While the new medical school building is clearly modern, it acknowledges Buffalo's architectural history.

The primary goal of the design for UB’s new downtown School of Medicine and Biomedical Sciences is to create new opportunities for interactions between UB medical students and faculty members in clinical and basic science departments, according to Kenneth Drucker, FAIA, design principal for the project and design director for HOK’s New York office.

“To bring together academia and research, the design sandwiches the three research floors between the more public parts of the medical education program on the lower floors and the more specialized, pedagogical components, such as the human anatomy suite, on the upper floors,” he says.  A common atrium and second-floor “piano nobile,” or principal level, fosters collaboration between educators, researchers and the greater Buffalo Niagara Medical Campus community.

Faculty, researchers and students will have clinical responsibilities on the Buffalo Niagara Medical Campus, which will be physically connected to the medical school's “piano nobile” level by an enclosed bridge across High Street.

By providing opportunities for learning, researching and credentialing for medical practitioners from across the Buffalo Niagara Medical Campus, the building creates a true academic medical campus.

And while the new building is clearly modern, it acknowledges the city’s architectural history, notes Robert G. Shibley, dean of the UB School of Architecture and Planning and head of the committee that selected HOK to design the UB medical school. “Our goal was to find expression for a new medical school that is comfortable with some of the historical circumstances that surround it and that is typical of sites across Buffalo where new and old work well together.”

The medical school design does this through the use of an open interior space, similar to other large urban buildings in Buffalo, such as the Ellicott Square Building or the Market Arcade building. “Just like these buildings, the new medical school will appear to take up a whole city block, but it actually has an open interior that invites social engagement and creates an opportunity for natural light within the interior, increasing the utility of space inside the core of the building,” he says.

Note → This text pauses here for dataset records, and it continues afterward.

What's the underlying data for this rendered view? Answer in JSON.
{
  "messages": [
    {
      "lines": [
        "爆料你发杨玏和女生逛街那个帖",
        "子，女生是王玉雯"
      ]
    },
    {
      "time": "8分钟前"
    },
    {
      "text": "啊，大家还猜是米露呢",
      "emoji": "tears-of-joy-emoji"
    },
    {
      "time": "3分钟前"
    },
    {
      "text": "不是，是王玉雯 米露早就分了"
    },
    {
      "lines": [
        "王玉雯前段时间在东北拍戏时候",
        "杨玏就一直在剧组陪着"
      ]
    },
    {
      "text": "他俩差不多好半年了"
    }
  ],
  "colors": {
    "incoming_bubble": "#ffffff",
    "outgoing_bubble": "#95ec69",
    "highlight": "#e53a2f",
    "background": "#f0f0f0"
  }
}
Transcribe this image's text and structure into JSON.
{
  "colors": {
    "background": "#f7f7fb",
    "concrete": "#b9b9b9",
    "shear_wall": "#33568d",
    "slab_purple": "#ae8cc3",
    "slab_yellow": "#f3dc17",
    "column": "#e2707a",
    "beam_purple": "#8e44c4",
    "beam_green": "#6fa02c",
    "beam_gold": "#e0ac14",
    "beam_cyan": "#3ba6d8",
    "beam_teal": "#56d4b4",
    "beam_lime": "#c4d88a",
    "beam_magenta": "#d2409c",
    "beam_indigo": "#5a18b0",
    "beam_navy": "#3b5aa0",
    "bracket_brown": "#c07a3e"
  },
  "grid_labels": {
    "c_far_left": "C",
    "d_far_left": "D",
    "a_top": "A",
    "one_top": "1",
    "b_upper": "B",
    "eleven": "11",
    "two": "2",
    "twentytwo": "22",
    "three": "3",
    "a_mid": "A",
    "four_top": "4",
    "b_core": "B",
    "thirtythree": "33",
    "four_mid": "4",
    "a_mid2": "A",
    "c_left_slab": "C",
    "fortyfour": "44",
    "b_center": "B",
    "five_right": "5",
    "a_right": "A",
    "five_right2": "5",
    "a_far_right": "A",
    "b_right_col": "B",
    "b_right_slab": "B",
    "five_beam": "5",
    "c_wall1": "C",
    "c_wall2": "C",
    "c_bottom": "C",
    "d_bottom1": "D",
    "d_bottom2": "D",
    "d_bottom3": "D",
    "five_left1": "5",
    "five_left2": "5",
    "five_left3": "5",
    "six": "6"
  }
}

In addition to fostering interactions within the UB medical school and the Buffalo Niagara Medical Campus, the new building will further the development of an active, vibrant community with its integration of the NFTA's Allen Street transit hub.

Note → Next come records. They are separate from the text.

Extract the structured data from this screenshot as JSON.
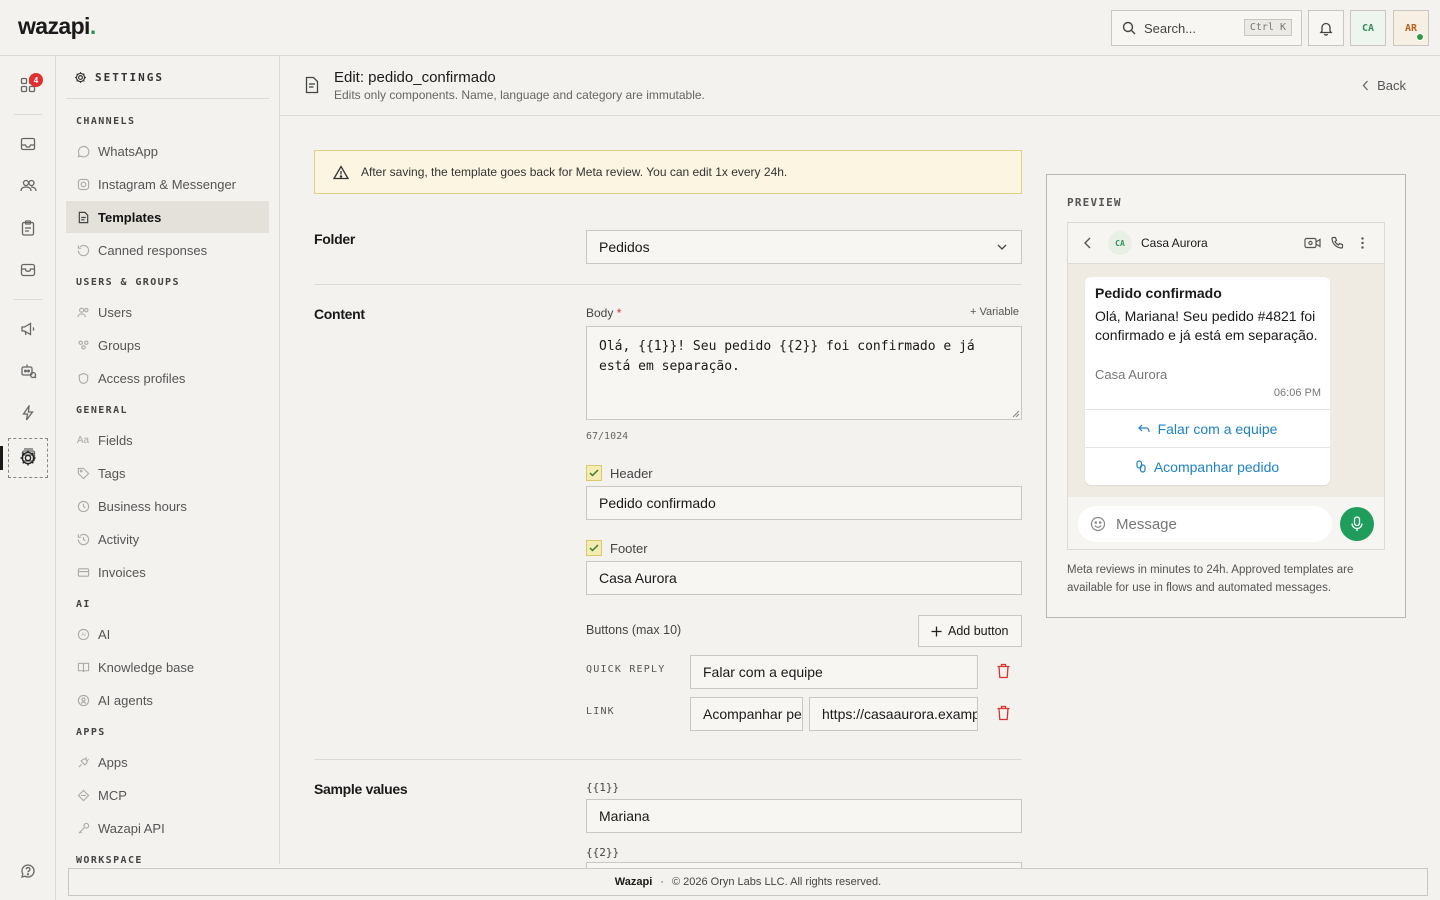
{
  "app": {
    "logo": "wazapi",
    "search_placeholder": "Search...",
    "search_shortcut": "Ctrl K",
    "workspace_initials": "CA",
    "user_initials": "AR"
  },
  "rail": {
    "inbox_badge": "4"
  },
  "settings": {
    "title": "SETTINGS",
    "sections": [
      {
        "title": "CHANNELS",
        "items": [
          "WhatsApp",
          "Instagram & Messenger",
          "Templates",
          "Canned responses"
        ]
      },
      {
        "title": "USERS & GROUPS",
        "items": [
          "Users",
          "Groups",
          "Access profiles"
        ]
      },
      {
        "title": "GENERAL",
        "items": [
          "Fields",
          "Tags",
          "Business hours",
          "Activity",
          "Invoices"
        ]
      },
      {
        "title": "AI",
        "items": [
          "AI",
          "Knowledge base",
          "AI agents"
        ]
      },
      {
        "title": "APPS",
        "items": [
          "Apps",
          "MCP",
          "Wazapi API"
        ]
      },
      {
        "title": "WORKSPACE",
        "items": []
      }
    ],
    "active_item": "Templates"
  },
  "header": {
    "title": "Edit: pedido_confirmado",
    "subtitle": "Edits only components. Name, language and category are immutable.",
    "back_label": "Back"
  },
  "alert": {
    "text": "After saving, the template goes back for Meta review. You can edit 1x every 24h."
  },
  "form": {
    "folder_label": "Folder",
    "folder_value": "Pedidos",
    "content_label": "Content",
    "body_label": "Body",
    "body_required": "*",
    "add_variable": "+ Variable",
    "body_value": "Olá, {{1}}! Seu pedido {{2}} foi confirmado e já está em separação.",
    "char_count": "67/1024",
    "header_label": "Header",
    "header_value": "Pedido confirmado",
    "footer_label": "Footer",
    "footer_value": "Casa Aurora",
    "buttons_label": "Buttons (max 10)",
    "add_button": "Add button",
    "buttons": [
      {
        "type": "QUICK REPLY",
        "text": "Falar com a equipe"
      },
      {
        "type": "LINK",
        "text": "Acompanhar pedido",
        "url": "https://casaaurora.example"
      }
    ],
    "sample_label": "Sample values",
    "samples": [
      {
        "var": "{{1}}",
        "value": "Mariana"
      },
      {
        "var": "{{2}}",
        "value": ""
      }
    ]
  },
  "preview": {
    "title": "PREVIEW",
    "contact_initials": "CA",
    "contact_name": "Casa Aurora",
    "msg_header": "Pedido confirmado",
    "msg_body": "Olá, Mariana! Seu pedido #4821 foi confirmado e já está em separação.",
    "msg_footer": "Casa Aurora",
    "msg_time": "06:06 PM",
    "btn1": "Falar com a equipe",
    "btn2": "Acompanhar pedido",
    "input_placeholder": "Message",
    "note": "Meta reviews in minutes to 24h. Approved templates are available for use in flows and automated messages."
  },
  "footer": {
    "brand": "Wazapi",
    "sep": "·",
    "copyright": "© 2026 Oryn Labs LLC. All rights reserved."
  },
  "colors": {
    "accent_green": "#1f9d5c",
    "danger": "#d9342c",
    "alert_bg": "#fbf5e2",
    "link_blue": "#1e82c8"
  }
}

“This is the transit-oriented development that the state-of-the-art in city building calls for,” says Shibley. “Anytime you can place a high-density workforce at the intersection of a high-capacity transit system, can live anywhere along the corridor, can create a mixed use family of activities at the street level, and can find a way to go to work and go home without your car, you have successful transit-oriented development.”

Shibley says that the new medical school will further strengthen Buffalo’s NFTA-Metro system.  “Buffalo already has, in terms of performance and ridership density, a well-functioning, though short, Metro system,” he says. “This new development will presumably increase efficiency while increasing ridership without increasing demand for capacity in the overall system. We had room for more riders and the new medical school will give us more.”

The Metro station’s location in UB’s new medical school building provides mass transit options not only to students, faculty and employees but also to patients, families and other visitors to the Buffalo Niagara Medical Campus.  

It also provides a front door to the medical campus and to Buffalo’s growing downtown. “The design of the new medical school vertically marks the junction,” says Shibley, “marking one’s arrival at the same time in Allentown, on the medical campus and downtown.”

HOK’s Drucker concluded: "The entire community has been incredibly supportive during the design process. The high level of cooperation we have experienced with all the constituents – including Allentown and Fruit Belt neighborhood groups, agencies such as NFTA and users of the Buffalo Niagara Medical Campus – is unprecedented in my professional experience."